Wherein old telephones that shouldn’t work in fact do, and connect you to the minds of people who are no longer alive…or are they? In this anything goes series, “good” and “evil” spirits are making calls to living people and effectively manipulating the modern world even though they’re long gone from it…at least physically.
The first story, “The Professor’s Gambit,” plays like an action thriller with a science fiction bent as Time Weathers, stranded motorist, answers a call from none other than Albert Einstein and gets sent off to save the world from reckless black ops experimenters.

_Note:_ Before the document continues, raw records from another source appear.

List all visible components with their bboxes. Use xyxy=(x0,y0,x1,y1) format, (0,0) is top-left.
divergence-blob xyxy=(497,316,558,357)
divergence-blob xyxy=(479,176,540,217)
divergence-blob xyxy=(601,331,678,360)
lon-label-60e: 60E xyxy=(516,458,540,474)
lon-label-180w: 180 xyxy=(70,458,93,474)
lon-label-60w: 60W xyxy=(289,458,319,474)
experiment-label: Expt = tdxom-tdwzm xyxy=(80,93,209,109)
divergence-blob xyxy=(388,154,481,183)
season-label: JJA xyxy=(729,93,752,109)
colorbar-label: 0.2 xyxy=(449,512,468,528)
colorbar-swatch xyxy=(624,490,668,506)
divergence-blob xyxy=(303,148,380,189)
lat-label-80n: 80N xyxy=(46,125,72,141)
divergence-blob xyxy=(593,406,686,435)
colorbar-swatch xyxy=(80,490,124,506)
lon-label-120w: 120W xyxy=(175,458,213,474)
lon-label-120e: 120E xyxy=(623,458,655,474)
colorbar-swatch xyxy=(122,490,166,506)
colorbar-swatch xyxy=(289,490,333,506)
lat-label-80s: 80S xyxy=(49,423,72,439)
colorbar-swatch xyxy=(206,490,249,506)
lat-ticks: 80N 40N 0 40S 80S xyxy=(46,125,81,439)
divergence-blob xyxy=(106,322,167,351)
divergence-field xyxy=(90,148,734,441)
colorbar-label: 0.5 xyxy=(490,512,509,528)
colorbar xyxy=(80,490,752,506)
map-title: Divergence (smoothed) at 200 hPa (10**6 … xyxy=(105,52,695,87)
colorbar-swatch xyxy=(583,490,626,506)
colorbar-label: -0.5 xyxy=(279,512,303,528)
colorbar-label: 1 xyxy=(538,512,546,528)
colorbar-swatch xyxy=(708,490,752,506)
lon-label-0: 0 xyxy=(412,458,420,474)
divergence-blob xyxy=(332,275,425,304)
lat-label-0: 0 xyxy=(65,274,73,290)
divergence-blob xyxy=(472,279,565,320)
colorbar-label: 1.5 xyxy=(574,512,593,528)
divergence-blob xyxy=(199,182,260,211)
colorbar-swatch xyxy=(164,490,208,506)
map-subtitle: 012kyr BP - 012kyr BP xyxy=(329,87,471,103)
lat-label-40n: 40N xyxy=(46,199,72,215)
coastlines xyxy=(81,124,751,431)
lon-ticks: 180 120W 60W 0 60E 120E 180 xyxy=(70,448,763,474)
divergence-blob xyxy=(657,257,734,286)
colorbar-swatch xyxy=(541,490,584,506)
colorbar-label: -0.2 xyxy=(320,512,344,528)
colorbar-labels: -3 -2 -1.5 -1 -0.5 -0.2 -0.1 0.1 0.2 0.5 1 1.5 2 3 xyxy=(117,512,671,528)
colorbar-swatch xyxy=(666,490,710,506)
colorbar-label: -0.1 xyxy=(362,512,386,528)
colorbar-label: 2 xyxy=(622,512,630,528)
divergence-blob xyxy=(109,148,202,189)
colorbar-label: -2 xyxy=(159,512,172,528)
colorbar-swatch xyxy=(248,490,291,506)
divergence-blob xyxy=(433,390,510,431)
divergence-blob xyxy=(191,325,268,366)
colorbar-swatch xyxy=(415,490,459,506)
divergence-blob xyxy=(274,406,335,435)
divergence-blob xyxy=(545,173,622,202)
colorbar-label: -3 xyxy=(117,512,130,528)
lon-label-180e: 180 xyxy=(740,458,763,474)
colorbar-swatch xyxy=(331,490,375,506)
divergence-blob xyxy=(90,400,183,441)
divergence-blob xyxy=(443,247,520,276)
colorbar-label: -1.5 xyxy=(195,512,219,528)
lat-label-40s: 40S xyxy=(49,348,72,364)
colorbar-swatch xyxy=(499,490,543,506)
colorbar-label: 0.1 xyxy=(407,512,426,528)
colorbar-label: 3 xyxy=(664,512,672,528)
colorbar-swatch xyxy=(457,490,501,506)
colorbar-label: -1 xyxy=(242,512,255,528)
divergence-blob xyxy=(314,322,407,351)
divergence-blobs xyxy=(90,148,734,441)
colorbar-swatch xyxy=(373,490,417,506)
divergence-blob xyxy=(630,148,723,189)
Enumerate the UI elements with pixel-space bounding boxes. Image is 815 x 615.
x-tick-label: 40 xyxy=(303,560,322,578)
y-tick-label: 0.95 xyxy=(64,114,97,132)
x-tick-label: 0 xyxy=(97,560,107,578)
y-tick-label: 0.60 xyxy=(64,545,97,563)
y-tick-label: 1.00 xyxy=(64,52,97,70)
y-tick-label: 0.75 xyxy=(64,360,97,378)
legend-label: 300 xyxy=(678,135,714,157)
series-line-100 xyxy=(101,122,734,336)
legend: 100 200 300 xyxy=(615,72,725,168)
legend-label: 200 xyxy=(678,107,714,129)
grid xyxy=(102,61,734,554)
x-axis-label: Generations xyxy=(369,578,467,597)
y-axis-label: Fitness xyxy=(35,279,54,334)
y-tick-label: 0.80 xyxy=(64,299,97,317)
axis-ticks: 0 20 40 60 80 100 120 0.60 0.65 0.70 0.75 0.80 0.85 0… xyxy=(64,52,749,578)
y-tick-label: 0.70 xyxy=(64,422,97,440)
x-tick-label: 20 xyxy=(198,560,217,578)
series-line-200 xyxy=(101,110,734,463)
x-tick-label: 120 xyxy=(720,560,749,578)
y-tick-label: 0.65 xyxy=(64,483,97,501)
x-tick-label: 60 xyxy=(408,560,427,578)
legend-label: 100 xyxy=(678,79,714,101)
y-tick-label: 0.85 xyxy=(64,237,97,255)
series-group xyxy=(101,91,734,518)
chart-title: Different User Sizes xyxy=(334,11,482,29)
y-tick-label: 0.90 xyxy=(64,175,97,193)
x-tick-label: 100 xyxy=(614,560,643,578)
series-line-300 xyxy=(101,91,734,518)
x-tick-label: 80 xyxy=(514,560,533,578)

The second, “Threadcutters,” is a gritty road tale featuring far less heroic characters than Time–a “sorta” couple comprised of two cut rate thieves who wind up on a hunt for a long lost stash of frontier loot. Think Fargo, TV series or movie, and you get the vibe of this sharp change in both mood and genre. And the third goes its own way as well: “Occam’s Shaving Kit” is styled in the mystery classic “a group of strangers meets in an isolated setting under mysterious circumstances” format that goes back a long ways in both literature and video…except what’s going on at the remote castle in the English tidal basin isn’t at all what it seems.
The fourth installment, “The Lazarus Equations,” continues the saga as characters from previous episodes become involved in a bizarre experiment beneath an Oklahoma wind turbine field. And the fifth and latest, “Anachronia,” features an excursion to a wondrous tropical resort populated with synthetic humans, where guests can attend lectures by Albert Einstein, Henry Ford and even Niccolo Machiavelli…or swim with an artificial Jacques Cousteau.


Want to catch up with the first three in one place? Try Strange Connections, available in all print formats and eventually on Audible as well.

Note: This series is NOT connected to either Ghost Hunter or Bob the Interdimensional Trucker: Ghost in the Sky beyond the word “ghost.” Ghost Hunter is the prequel to the Piper Gods novella series and the Bob thing is pure coincidence and lack of a better word…”Spirit in the Sky” would not have worked right on several levels.